The same argument has been used for all keyword argument proposals so
far. When the called procedure is not known at compile time, keyword
arguments won't be faster than plists or alists; when the called
procedure is known, they may lead to code as fast as if there are only
positional arguments — given a "sufficiently smart compiler". :)

If we want to guarantee optimization, we have to move everything to
macros and compile-time (which was one of my earlier proposals for
SRFI 177).

>
>>
>> As many procedures share the same settings argument, a better
>> solution, though, seems to be to define an opaque "settings" type.
>
>
> That seems to be about what R6RS does.  I'll take another look at it.

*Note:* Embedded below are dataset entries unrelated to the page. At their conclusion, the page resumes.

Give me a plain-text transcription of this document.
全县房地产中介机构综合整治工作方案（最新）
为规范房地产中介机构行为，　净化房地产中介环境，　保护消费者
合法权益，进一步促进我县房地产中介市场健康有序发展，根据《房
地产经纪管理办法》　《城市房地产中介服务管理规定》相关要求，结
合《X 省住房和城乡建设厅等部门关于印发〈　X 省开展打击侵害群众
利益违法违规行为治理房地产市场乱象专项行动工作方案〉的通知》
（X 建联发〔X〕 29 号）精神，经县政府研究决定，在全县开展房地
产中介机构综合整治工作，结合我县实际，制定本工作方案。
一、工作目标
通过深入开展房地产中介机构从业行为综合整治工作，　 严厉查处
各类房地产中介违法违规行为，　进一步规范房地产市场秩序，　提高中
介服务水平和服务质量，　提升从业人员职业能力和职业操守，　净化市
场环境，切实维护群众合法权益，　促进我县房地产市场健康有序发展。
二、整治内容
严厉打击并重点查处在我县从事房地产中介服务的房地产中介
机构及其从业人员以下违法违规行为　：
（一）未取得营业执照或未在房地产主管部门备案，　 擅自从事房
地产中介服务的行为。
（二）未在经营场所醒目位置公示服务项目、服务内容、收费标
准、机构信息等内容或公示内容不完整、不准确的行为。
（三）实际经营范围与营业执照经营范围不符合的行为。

To make this as easily usable as keyword arguments, a new kind of
definition could be standardized:

(define-plist-type <property-type-descriptor>
  make-plist
  plist?
  (prop1 defaul1 getter1 setter1)
  ...)

This would expand into an appropriate record type definition with
predicate "plist?". The identifier "make-plist" would be bound to
syntax taking a plist of a subset of the defined properties and that
expands into an appropriate constructor of the underlying record.

E.g.:

(define-plist-type <file-settings>
  file-settings
  file-settings?
  (bidirectional #f file-settings-bidirectional?)
  (append #f file-settings-append?)
  (encoding 'utf-8 file-settings-encoding)
  ...)

(call-with-input-file <pathname> (file-settings encoding 'latin1
append #t) <proc>)

>> I was referring to the idea that the main advantage of keyword
>> arguments is that parameters can be added to API calls in a
>> backward-compatible way.
>
>
> I think the main advantage is readability.  You can just as well add ordinary unnamed arguments at the end of an ordinary lambda-list, but at a high cost in readability.
>
>>
>> So far, R7RS-large already includes a huge number of procedures. None
>> of these make use of keyword arguments but the solve the perceived
>> problem in other, not less elegant, ways. Confer my example of
>> "set-copy" and "set-filter" in SRFI 113, for example. If R7RS-large
>> had had keyword arguments from the start, only "set-copy" would have
>> been needed.
>
>
> True, but that's linear, not combinatorial.  If you want to copy doing this and then that and then that and then you're done, you need a lazy invocation framework, not keyword options.
>
>>
>> If keyword arguments suddenly go into widespread use in the middle of
>> the standardization process of R7RS-large, we end up with a not very
>> uniform overall API of R7RS-large.
>
>
> IMO, this is the first time we have needed p-lists or keywords or other such things.

I will have to go through the currently standardized API again.